Jeff had always been interested in providing solutions to the environmental problems that arise from irresponsible development. As a restaurant owner, he gets a chance to impact both the farmers who work the land (by choosing to support responsible farms and sustainable products) and the consumer (by acting as an educator through table side conversations about the menu choices they make). For Jeff, Blue Plate has been very enjoyable on both a personal and professional level.
Why did you decide to go into this profession?
Like many people, the restaurant business called me in. I wasn’t planning on it. I was studying to be a landscape architect and working for the city of San Francisco. But, frankly, it seemed like all my co-workers were just biding their time, waiting to retire. I was only 26 and I liked the idea of being my own boss and working with people who were excited about what they do. So I quit my city job and started Blue Plate with my friends. I never looked back.
Can you describe a typical day?
My typical day starts with a run in the park or swim in the bay. In the morning, I like to write and then respond to emails. I reply to many emails asking us to try out new technology geared for the restaurant industry. I also respond to reservation requests, and look over peer reviews by guests who have dined with us. I check the invoices for our deliveries to make sure the prices we are charged are correct and I enter the previous night’s sales in our accounting software. I usually spend about a half hour each day just studying the data and trying to budget my time and resources.
Later in the afternoon, I will often taste wine and then work with the chef to make sure our menus are up to date. We will talk about how to best accommodate any special guests coming in. After the rest of the staff arrives, I help set up the restaurant, perhaps clean up the garden a bit, and then we have a line-up where we talk about changes on the menu, taste wine, and plan for our special guests. During service it’s all about keeping calm, smiling, and being present in whatever task is necessary to make sure guests have a good time.
At the end of the evening, I help the kitchen write a prep list for the next day, call in any late orders for delivery the next morning, and pay the servers the money they have earned in tips. Before I leave, I check the stations to make sure they have been cleaned and food has been stored properly. If I am feeling like I still have energy, I might hang out with my co-workers. But mostly these days, I go home and read the news in bed.
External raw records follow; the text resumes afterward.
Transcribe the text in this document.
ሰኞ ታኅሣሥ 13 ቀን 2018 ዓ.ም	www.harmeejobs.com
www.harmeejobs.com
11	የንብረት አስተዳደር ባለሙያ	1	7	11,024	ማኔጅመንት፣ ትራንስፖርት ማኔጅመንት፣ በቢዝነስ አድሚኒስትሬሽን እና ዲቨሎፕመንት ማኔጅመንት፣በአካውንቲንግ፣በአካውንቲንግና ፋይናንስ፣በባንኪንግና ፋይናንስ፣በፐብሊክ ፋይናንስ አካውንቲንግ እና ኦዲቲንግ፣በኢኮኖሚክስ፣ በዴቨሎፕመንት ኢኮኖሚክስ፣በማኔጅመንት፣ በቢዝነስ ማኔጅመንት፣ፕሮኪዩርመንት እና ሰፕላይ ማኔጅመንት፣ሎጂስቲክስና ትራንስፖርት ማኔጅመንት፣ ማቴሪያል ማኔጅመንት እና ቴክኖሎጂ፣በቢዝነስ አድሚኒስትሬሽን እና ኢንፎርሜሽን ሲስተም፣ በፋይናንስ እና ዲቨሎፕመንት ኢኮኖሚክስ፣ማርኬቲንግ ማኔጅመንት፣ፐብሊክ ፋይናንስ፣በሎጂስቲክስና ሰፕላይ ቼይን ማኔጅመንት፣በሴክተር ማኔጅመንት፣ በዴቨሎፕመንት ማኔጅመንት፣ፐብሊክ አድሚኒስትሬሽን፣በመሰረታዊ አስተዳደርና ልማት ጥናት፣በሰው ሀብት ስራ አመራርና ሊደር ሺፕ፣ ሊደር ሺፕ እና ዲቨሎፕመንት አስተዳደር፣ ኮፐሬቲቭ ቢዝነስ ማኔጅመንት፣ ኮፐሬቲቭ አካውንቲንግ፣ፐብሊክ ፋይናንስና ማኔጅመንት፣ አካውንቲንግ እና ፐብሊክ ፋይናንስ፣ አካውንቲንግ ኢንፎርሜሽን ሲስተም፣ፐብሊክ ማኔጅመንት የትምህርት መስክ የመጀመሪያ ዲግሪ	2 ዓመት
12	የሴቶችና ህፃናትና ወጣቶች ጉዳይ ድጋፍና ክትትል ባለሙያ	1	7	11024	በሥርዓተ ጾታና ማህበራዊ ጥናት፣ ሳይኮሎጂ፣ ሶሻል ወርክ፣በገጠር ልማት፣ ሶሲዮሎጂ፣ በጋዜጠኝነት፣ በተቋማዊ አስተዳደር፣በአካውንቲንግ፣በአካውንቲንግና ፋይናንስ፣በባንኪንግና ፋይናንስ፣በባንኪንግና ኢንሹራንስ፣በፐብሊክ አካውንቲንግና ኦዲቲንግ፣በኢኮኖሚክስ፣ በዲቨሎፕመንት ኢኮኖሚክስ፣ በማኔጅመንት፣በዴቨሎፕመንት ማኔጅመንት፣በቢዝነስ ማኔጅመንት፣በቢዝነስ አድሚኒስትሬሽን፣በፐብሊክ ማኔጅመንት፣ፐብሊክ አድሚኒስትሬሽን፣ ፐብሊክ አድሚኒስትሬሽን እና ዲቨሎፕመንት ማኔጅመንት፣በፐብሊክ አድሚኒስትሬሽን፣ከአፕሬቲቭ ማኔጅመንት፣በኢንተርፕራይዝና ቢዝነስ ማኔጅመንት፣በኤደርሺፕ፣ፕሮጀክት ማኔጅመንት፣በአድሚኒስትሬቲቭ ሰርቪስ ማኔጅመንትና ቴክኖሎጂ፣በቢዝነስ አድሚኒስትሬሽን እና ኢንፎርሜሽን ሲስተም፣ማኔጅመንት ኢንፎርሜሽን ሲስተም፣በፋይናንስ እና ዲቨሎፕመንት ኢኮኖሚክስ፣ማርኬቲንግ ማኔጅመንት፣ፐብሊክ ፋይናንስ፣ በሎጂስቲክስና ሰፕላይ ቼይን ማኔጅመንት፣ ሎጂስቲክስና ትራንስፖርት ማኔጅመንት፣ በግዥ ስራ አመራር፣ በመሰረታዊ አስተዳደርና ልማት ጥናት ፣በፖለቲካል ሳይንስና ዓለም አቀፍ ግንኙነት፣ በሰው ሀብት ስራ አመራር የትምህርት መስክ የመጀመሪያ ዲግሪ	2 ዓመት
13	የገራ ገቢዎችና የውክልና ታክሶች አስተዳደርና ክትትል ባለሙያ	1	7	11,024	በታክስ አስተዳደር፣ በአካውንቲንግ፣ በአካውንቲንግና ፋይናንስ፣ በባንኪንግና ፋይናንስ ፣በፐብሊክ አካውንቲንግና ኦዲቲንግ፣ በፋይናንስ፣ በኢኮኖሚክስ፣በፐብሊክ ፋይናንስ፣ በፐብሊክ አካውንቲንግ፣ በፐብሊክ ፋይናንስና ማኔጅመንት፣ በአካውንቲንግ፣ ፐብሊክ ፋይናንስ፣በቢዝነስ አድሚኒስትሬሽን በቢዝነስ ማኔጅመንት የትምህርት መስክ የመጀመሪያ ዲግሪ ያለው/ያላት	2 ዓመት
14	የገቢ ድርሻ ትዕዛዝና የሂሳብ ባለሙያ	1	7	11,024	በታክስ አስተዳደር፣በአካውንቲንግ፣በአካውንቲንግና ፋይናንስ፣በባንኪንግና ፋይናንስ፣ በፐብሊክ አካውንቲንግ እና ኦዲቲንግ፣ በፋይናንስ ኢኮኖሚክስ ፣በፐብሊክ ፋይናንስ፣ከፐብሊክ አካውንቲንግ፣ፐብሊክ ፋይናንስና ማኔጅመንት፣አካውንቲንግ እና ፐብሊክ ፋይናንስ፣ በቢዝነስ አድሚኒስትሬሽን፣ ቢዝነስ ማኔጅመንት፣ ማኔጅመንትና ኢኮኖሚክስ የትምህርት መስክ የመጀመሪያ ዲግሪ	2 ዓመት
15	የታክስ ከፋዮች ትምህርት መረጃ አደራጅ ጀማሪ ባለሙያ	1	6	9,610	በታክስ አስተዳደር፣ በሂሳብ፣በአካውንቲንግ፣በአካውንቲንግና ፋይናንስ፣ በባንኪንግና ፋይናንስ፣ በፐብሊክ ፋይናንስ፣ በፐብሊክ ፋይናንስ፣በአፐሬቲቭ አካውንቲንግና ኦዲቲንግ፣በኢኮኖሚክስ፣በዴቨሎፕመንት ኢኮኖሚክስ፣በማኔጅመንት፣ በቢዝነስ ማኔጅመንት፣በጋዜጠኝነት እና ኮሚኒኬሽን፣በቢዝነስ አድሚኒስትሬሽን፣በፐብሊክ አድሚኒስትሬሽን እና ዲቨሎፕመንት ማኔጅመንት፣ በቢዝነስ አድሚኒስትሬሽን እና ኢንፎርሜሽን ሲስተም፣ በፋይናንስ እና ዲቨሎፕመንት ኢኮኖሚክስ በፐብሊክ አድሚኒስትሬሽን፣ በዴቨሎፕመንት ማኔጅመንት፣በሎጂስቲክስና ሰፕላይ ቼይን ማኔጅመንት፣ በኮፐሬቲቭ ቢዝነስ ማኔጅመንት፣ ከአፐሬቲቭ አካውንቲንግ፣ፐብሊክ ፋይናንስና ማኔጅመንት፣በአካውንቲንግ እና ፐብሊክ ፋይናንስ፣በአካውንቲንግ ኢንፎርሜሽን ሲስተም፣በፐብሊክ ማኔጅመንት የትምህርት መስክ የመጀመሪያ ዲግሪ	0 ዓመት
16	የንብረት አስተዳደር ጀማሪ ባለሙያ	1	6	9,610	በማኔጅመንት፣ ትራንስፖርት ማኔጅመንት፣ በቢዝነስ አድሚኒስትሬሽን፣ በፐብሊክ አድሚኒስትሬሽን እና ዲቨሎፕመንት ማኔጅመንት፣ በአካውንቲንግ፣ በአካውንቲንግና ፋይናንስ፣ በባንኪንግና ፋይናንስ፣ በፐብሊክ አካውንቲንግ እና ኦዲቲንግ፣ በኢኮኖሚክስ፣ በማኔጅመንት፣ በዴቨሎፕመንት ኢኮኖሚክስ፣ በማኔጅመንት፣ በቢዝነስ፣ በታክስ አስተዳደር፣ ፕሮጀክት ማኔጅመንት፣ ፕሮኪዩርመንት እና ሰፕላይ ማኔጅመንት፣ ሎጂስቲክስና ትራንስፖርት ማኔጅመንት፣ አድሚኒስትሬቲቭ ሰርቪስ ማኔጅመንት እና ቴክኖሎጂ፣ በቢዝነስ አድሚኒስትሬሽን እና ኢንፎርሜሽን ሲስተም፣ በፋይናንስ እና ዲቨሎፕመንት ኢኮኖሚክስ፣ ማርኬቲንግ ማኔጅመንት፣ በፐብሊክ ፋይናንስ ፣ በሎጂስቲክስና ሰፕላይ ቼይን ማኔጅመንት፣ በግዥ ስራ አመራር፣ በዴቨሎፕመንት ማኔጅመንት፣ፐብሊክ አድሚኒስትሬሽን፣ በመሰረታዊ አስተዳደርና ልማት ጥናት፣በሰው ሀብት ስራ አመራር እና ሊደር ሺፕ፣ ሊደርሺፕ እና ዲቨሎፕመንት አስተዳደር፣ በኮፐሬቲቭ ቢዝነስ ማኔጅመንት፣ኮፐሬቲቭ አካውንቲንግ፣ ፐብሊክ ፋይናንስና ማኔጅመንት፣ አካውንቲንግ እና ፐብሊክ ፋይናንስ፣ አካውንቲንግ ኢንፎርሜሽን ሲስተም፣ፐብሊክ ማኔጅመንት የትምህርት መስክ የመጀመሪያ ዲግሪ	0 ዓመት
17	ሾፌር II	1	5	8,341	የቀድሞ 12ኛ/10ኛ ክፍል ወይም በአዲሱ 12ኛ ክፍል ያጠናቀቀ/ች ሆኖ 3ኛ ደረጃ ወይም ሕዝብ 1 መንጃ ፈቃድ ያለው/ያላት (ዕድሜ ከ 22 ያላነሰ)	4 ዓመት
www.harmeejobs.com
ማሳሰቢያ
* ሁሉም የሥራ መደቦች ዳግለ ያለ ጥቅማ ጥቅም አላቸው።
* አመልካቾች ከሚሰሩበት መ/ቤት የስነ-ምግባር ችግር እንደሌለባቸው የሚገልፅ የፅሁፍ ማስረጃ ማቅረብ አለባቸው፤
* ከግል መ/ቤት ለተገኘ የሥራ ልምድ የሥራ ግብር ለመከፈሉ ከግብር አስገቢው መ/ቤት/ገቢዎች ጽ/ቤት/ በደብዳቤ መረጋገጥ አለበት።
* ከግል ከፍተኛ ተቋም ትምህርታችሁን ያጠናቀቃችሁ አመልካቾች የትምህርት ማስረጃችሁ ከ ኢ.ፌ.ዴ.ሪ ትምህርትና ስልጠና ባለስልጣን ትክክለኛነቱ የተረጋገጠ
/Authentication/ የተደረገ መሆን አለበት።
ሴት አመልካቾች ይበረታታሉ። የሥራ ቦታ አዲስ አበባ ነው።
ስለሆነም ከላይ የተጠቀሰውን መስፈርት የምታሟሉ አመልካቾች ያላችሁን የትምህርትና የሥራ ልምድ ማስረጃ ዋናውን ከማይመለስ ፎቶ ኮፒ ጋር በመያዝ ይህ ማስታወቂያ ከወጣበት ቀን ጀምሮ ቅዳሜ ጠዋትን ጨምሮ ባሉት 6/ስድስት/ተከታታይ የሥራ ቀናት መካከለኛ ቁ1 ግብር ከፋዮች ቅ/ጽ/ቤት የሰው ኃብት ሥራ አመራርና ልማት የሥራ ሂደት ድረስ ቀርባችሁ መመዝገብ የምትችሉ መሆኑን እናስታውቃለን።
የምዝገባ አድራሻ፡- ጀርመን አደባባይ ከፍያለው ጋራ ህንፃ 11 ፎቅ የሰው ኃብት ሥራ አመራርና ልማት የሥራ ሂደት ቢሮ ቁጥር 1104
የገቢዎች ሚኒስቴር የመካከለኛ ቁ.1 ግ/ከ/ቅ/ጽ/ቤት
I am usually asleep by midnight or 12:30 and up again, to start it all over, at 7 a.m.
What part of your work brings you the most joy?
Working with the people brings me the most joy. I love our guests but it is truly the friends and co-workers that make the restaurant feel like a big party every night.
Do you have a favorite food? What is it?
It’s hard to pick a favorite food because it changes with my mood. Right now, I’m feeling pork spare ribs with Texas-style barbecue.
What is the most important tool for you in the kitchen?
I actually don’t work too much in the kitchen but when I do, tongs are essential. Tongs and a dry towel.
What is the funniest moment you remember while working in the restaurant?
When we first opened, I planted an edible garden in the back of the restaurant. I had edible water plants in the fountain and live fish living there too. After the first bout of good weather, right when everything was getting big enough to harvest and use on the menu, my garden was assaulted by something! Nothing was serve-able. In fact, even the fish in the fountain were gone. I stayed up late one night with a flash light and I found the ones responsible: a family of raccoons eating the lettuce, digging up the soft soil, and grabbing the fish out of the fountain with their little hands and eating them like we might eat a carrot.
Any words of advice for kids thinking about growing up to be a restaurant owner?
This planet is a closed system. How we grow our food and nurture our relationships at the table affects everyone in the world. It is important to accept responsibility for the food and the experience you serve.